Americans are living longer, working longer and staying active long into retirement. It’s not surprising, therefore, that their busy lifestyles often include new romantic relationships.
In fact, remarriage is on the rise for adults 55 and older, according to Pew Research. In 2013, 67 percent of previously married adults ages 55 to 64 had remarried, up from 55 percent in 1960. And fully half of adults ages 65 and older had remarried, up from just 34 percent in 1960.
If you’ve found that special someone, getting married after 50 can be a thrilling, fulfilling experience. But tying the knot at a later age does carry potential financial consequences that most couples in their twenties and thirties don’t have to consider. For instance, you may have children from previous marriages whom you want to inherit your assets or you may receive death benefits from a late spouse.

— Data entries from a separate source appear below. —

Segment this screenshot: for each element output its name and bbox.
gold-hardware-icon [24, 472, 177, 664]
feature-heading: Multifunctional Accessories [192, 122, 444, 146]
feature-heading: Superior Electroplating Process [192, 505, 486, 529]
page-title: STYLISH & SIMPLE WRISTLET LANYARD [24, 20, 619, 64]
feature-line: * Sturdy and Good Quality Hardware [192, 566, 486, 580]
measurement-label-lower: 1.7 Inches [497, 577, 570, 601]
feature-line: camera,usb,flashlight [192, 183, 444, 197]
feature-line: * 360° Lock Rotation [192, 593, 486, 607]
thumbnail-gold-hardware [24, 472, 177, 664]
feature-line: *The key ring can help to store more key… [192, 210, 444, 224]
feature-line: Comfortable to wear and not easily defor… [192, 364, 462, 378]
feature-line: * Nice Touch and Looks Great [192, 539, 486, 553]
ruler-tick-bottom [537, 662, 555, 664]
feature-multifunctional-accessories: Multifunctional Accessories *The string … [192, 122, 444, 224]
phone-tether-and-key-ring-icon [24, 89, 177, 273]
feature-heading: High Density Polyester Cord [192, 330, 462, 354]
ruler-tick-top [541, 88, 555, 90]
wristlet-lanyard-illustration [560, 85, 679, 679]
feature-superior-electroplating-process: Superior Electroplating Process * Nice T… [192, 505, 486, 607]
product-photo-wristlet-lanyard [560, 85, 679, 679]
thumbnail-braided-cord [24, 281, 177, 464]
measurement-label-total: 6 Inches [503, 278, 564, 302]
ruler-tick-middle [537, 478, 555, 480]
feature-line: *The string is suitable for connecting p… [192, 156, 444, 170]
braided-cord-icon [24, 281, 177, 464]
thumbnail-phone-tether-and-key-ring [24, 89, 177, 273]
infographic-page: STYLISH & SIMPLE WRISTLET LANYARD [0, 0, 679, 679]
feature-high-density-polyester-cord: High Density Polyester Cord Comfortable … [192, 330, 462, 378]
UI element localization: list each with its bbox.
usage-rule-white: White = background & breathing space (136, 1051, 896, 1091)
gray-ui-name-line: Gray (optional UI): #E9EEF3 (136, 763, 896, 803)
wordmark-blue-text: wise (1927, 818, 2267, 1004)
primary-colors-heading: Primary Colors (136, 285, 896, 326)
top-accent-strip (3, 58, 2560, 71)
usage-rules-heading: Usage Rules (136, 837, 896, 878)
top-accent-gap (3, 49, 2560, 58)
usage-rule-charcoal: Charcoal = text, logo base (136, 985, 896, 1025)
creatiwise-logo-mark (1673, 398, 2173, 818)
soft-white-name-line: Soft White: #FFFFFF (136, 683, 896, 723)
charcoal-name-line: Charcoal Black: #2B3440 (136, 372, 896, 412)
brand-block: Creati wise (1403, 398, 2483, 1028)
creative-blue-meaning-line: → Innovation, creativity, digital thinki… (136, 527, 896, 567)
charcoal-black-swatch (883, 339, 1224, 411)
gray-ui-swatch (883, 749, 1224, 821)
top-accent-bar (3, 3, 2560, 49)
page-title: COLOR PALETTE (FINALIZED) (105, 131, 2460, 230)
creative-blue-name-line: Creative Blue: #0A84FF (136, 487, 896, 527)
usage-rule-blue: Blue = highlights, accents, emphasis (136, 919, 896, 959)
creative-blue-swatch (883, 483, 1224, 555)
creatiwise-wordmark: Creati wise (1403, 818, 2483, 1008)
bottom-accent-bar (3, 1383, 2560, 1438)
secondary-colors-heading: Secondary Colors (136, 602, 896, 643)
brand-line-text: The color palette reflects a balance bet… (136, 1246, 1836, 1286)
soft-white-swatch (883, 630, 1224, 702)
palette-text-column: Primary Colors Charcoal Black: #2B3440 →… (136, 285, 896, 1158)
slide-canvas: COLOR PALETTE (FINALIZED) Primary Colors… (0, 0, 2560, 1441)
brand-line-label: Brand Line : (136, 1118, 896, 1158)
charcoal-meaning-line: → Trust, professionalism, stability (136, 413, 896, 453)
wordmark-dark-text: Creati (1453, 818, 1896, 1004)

Although it’s difficult to consider a negative outcome when you’re giddily entering a marriage, divorce statistics remain high, and families often bicker and litigate over the assets of deceased parents or stepparents. To avoid these potential difficulties, couples considering marriage after 50 should take time to have a serious conversation about their financial plans.
It may feel uncomfortable to have a conversation about money with your spouse-to-be, but if the new marriage doesn’t work out, avoiding those conversations ahead of time could end up leaving your retirement funds or health benefits in jeopardy, warns Jimmy Lee, CFS, CEO of the Wealth Consulting Group in Las Vegas.
“At that point, you may no longer have the capacity to go back to work and earn a living,” Lee says. “If you have these discussions up front, it makes for a healthier relationship and can take away a lot of anxiety about the real reasons someone is interested in marrying you.”
Three Conversations to Have Before Getting Married After 50
Before you commit to marriage, make sure you cover these three financial scenarios.
1. Planning for Estates and Inheritances
You may have planned to leave your estate to your children from previous marriage(s). However, when you marry again, your new spouse could legally lay claim to that estate unless you take steps to prevent that.
Lee recommends that mature couples open independent property trusts before the day of the wedding to separate the property that each person acquired before the marriage. When you set up a separate trust, the assets you brought into the marriage will belong only to you and your heirs in the event of divorce or death.
Without a separate trust, all assets belonging to either spouse may be considered community property—belonging equally to both spouses.
“Take time to think about how you want to leave your assets to your spouse or children,” Lee suggests. “If you’re getting married later in life and want to disinherit children from previous marriages, it’s important to know that litigation could occur, so you can take steps now to avoid that.”
Because property laws vary from state to state, consult an expert in your state of residence to help you make the right moves.
2. Designating Beneficiaries for Death Benefits
If you currently receive death benefits from your late spouse’s pension or another fund, think about whether you want to leave those benefits to your children, new spouse or another beneficiary. Although death benefits or life insurance can be left to anyone you designate, there are a couple legal avenues to consider.
If, for instance, those benefits are simply paid to an individual, they will be subject to estate taxes upon your death. If the beneficiary you designate has outstanding debts, their creditors may have access to them. But if you set up an irrevocable trust as the beneficiary of death benefits or life insurance, the funds can be paid out to your beneficiary without being subject to estate taxes or creditors.
“People very often forget to change beneficiary designations,” Lee says. “So it’s very important to take time to consider whom you want to receive those benefits and make sure it’s all properly handled.”
3. Filing Taxes as a Married Couple
Many people are still working in their fifties, sixties, and seventies. If you and your soon-to-be-spouse are among that group, you should discuss how filing as a married couple will impact your tax rate.
Lee recommends sitting down with a tax professional and modeling the potential scenarios, such as married filing jointly and married filing separately. By modeling each scenario, you can determine which approach will help you comply with the tax laws but still optimize your income.
“Just because you get married doesn’t mean you suddenly have to start filing taxes jointly,” Lee says. “Especially if you own a business or if you each separately own businesses, it could be beneficial to file separately. A tax professional can help you figure out your best steps.”
Getting married can signal a wonderful new beginning in your life, but it’s a step that should be taken deliberately, with careful consideration given to your future and your finances. “Marriage should be about love, always, but it is smart to do some financial planning upfront, especially for second or third marriages,” Lee advises.
So before you tie the knot, consider your financial situation and your financial goals—and make sure they align with those of your special someone. Once you’ve broached those important discussions, you can confidently head off into the sunset together.
Disclaimer: This article is meant for informational purposes only and does not constitute legal or tax advice.